We observe that most countries have prosperity score in between 75 and 25 and a few are below 75. It is important to note that by Atlantic Council’s definition, 75 is the threshold for developing countries and developed countries and 50 is the threshold for under developing countries and developing countries. We partition our data accordingly by this standard. We set the label 1, 2, and 3, where 1 stands for under developing countries, 2 stands for developing countries, and 3 stands for developed countries. Combining all the data from 2021, 2016, 2011, and 2006, we find that there are 384 under developing labels, 213, developing labels, and 99 developed labels.

labels meaning threshold size
1 under developing countries score <= 50 384
2 developing countries score <= 75 and score > 50 213
3 developed countries score > 75 99

Next, we delete all rows where there exists at least one null values. In separating training data and testing data, we use the default 0.8 value, whereby 80% of the data are for training and 20% of the data are for testing. After this process, we find that we have 395 data set for training and 98 for testing. It is also worth while to state that we have 17 features.

Decision Tree

Our initial decision tree model yields a 100% accuracy on training data and 82.65% accuracy on testing data. In avoiding over fitting, we then conduct post pruning. Our method is to continuously delete the node with the lowest impurity (least able to classify data) until the test data accuracy is maximized. The lowest impurity is manifested by “effective alpha”. The following graph shows the accuracy with every node we prune (the x axis is the lowest effective alpha of ever tree).

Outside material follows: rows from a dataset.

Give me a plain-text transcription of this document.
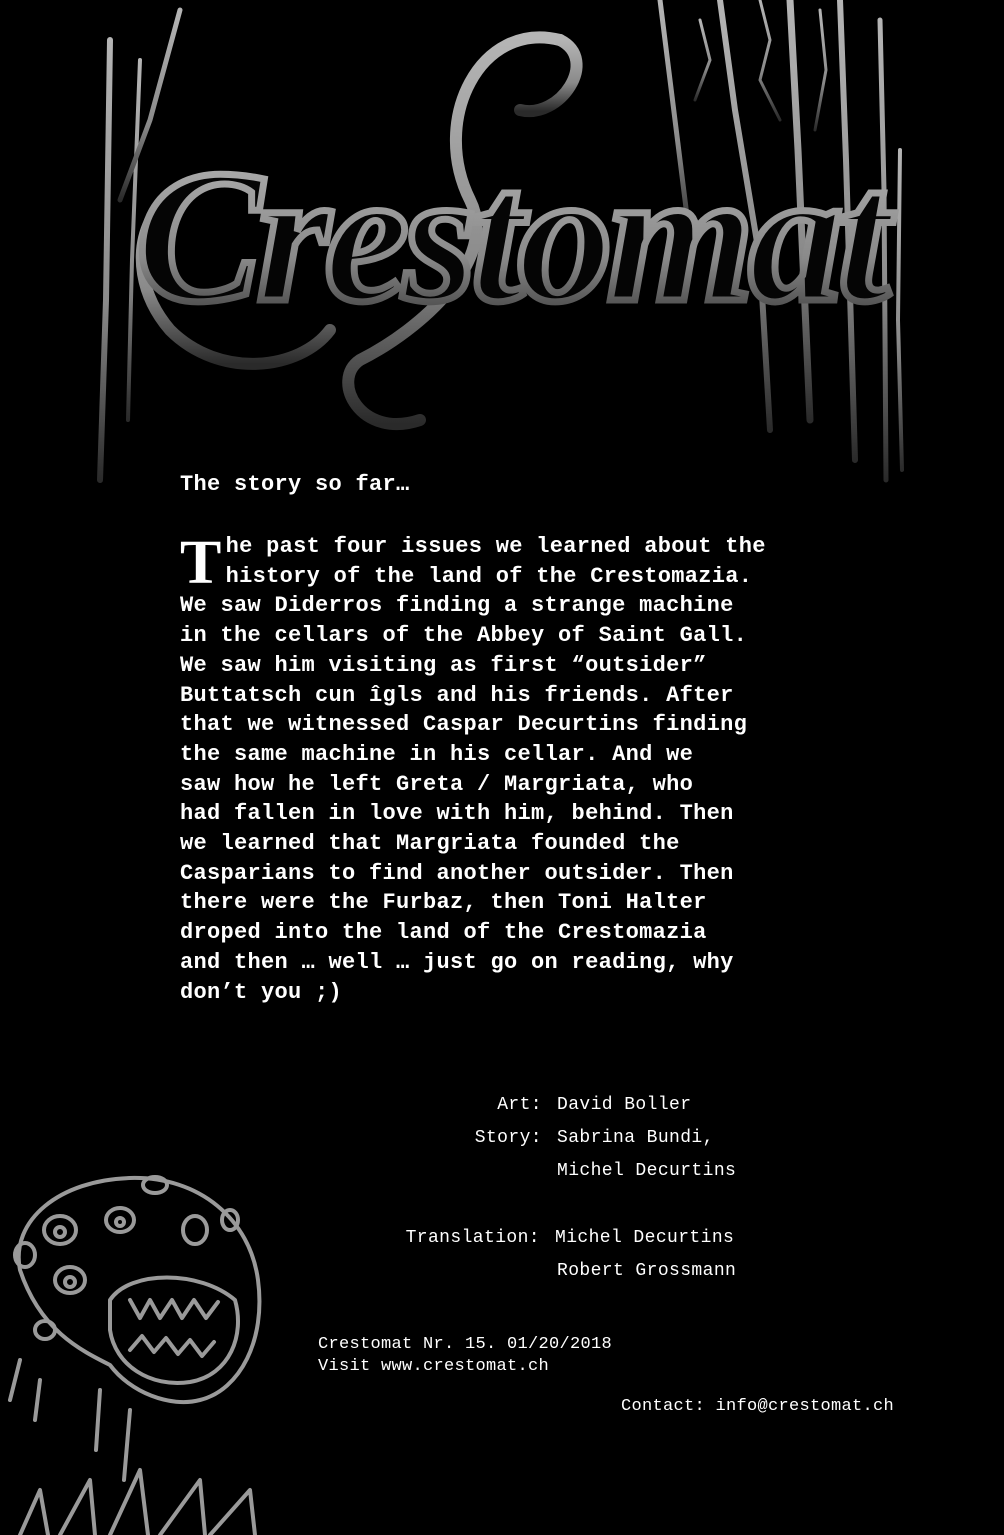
Crestomat
The story so far…

The past four issues we learned about the
history of the land of the Crestomazia.
We saw Diderros finding a strange machine
in the cellars of the Abbey of Saint Gall.
We saw him visiting as first “outsider”
Buttatsch cun îgls and his friends. After
that we witnessed Caspar Decurtins finding
the same machine in his cellar. And we
saw how he left Greta / Margriata, who
had fallen in love with him, behind. Then
we learned that Margriata founded the
Casparians to find another outsider. Then
there were the Furbaz, then Toni Halter
droped into the land of the Crestomazia
and then … well … just go on reading, why
don’t you ;)

Art: David Boller
Story: Sabrina Bundi,
Michel Decurtins
Translation: Michel Decurtins
Robert Grossmann
Crestomat Nr. 15. 01/20/2018
Visit www.crestomat.ch
Contact: info@crestomat.ch
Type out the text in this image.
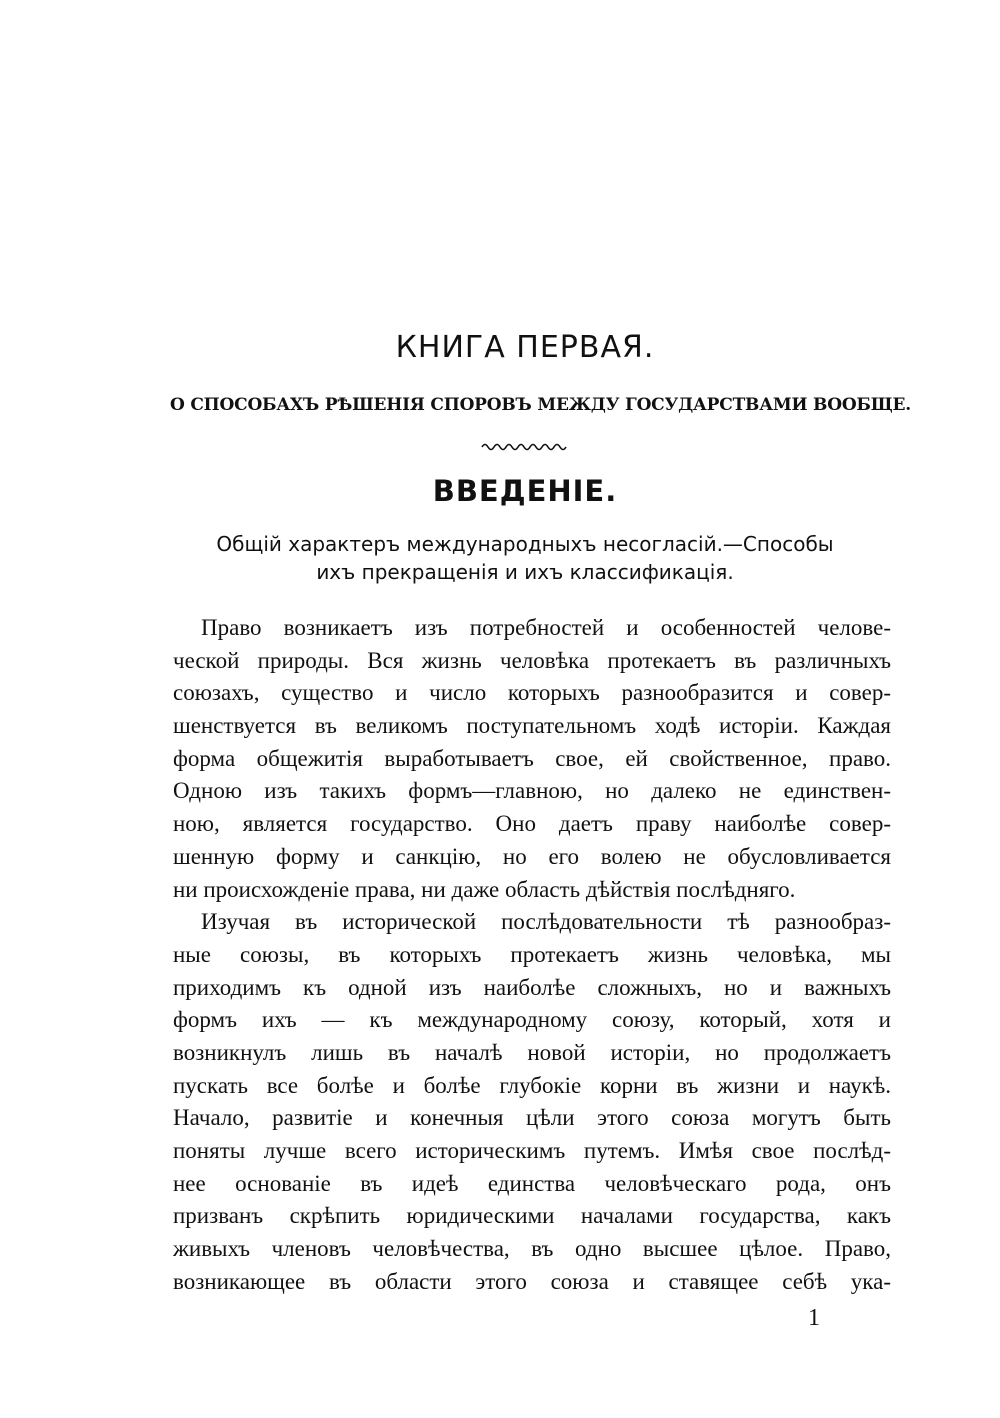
КНИГА ПЕРВАЯ.
О СПОСОБАХЪ РѢШЕНІЯ СПОРОВЪ МЕЖДУ ГОСУДАРСТВАМИ ВООБЩЕ.
ВВЕДЕНІЕ.
Общій характеръ международныхъ несогласій.—Способы
ихъ прекращенія и ихъ классификація.
Право возникаетъ изъ потребностей и особенностей челове-
ческой природы. Вся жизнь человѣка протекаетъ въ различныхъ
союзахъ, существо и число которыхъ разнообразится и совер-
шенствуется въ великомъ поступательномъ ходѣ исторіи. Каждая
форма общежитія выработываетъ свое, ей свойственное, право.
Одною изъ такихъ формъ—главною, но далеко не единствен-
ною, является государство. Оно даетъ праву наиболѣе совер-
шенную форму и санкцію, но его волею не обусловливается
ни происхожденіе права, ни даже область дѣйствія послѣдняго.
Изучая въ исторической послѣдовательности тѣ разнообраз-
ные союзы, въ которыхъ протекаетъ жизнь человѣка, мы
приходимъ къ одной изъ наиболѣе сложныхъ, но и важныхъ
формъ ихъ — къ международному союзу, который, хотя и
возникнулъ лишь въ началѣ новой исторіи, но продолжаетъ
пускать все болѣе и болѣе глубокіе корни въ жизни и наукѣ.
Начало, развитіе и конечныя цѣли этого союза могутъ быть
поняты лучше всего историческимъ путемъ. Имѣя свое послѣд-
нее основаніе въ идеѣ единства человѣческаго рода, онъ
призванъ скрѣпить юридическими началами государства, какъ
живыхъ членовъ человѣчества, въ одно высшее цѣлое. Право,
возникающее въ области этого союза и ставящее себѣ ука-
1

While training accuracy decreases monotonically with nodes being removed, testing accuracy increases to a pinnacle, and then decreases monotonically. This is performing as expected since as the nodes are being removed, the problem of over fitting is being addressed, and as it starts to decrease, the model becomes to under fitting. In light of this observation, we pick the pinnacle of testing accuracy to be our final decision tree model. We reach a 85.71% accuracy for testing data and 95.94% accuracy for training data.

In addition, the simplicity of decision tree model also allows us to open the “black box” of the model itself. The following is the visualization of our post pruning model.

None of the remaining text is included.